Los sectores mencionados son solo la punta del iceberg de un país en el cual son pocas las instituciones que funcionan bien —entiéndase como buen funcionamiento la eficaz operatividad de unos estamentos constituyentes de un sistema económico y político que en realidad esté diseñado para servirle a cada uno de los habitantes de la nación y de sus intereses, y que dista mucho del que actualmente nos rige como colombianos—. Muestra de ello, además de los mencionados, es el sistema de justicia, casi que colapsado, que no da abasto y que debido a su sobrecarga en muchas ocasiones es tolerante con la impunidad que a su vez cohonesta con la corrupción —diagnostico similar tendría el sistema penitenciario y carcelario que no soporta un preso más—.
Muchas de las instituciones del Estado cuestan miles de millones al erario público y no presentan buenos indicadores de eficiencia, eso por lo menos es lo que es posible evidenciar en la observancia de las consecuencias de la omisión de sus funciones, cuya deficiencia afecta directamente al ciudadano de a pie. Por ejemplo, el usuario bancario promedio nacional es víctima constante de cualquier clase de abusos por parte de las instituciones que conforman la banca nacional, la cual, sea dicho de paso, ha sabido aprovechar muy bien la crisis pandémica para el diseño de planes que logran endeudar más y por más tiempo a sus clientes y usuarios. Para lo anterior hacen uso de sus fuertes influencias en el sistema político, encargado de regularlas y supervisarlas.
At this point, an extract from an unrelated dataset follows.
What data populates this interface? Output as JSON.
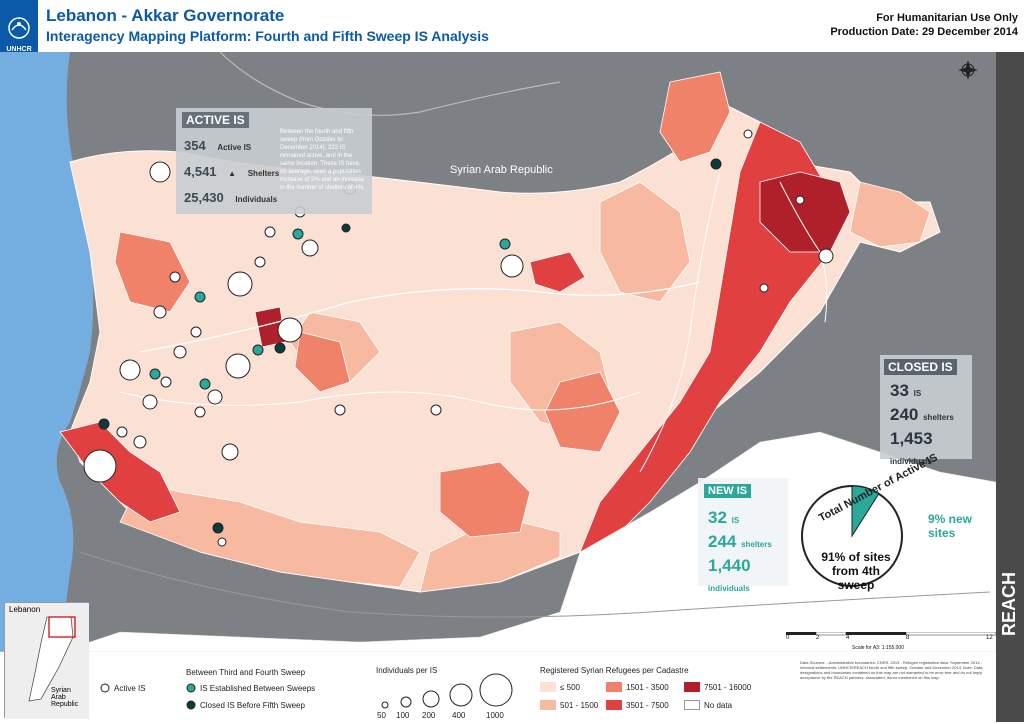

Sin embargo, frente a esta problemática es poco lo que ha hecho la superintendencia encargada de su regulación y mucho menos el Congreso, una institución que no obstante ser quizá la más importante de una democracia, se ha destacado por representar un papel realmente deplorable en esta crisis sanitaria, evidenciando de esta manera su inoperabilidad, ya que estuvo un gran periodo de tiempo inerme, cavilando si era viable o no llevar a cabo discusiones mediadas por la tecnología, mientras el país requería a gritos medidas de urgencia.
Como toda crisis, estamos en un momento crucial para por lo menos iniciar a generar grandes cambios, pero por las acciones que se han llevado a cabo, que se han enfocado más que nada en apagar incendios —más reactivas que preventivas— como es acostumbrado en este país, pasarán quizá varios años y gobiernos para que dichas transformaciones que son perentoriamente reclamadas sean reconocidas. Tarde o temprano esta situación menguará y como no hay mal que dure cien años, ¡por fin volveremos a ser como antes! Y será en ese momento que sabremos que fracasamos.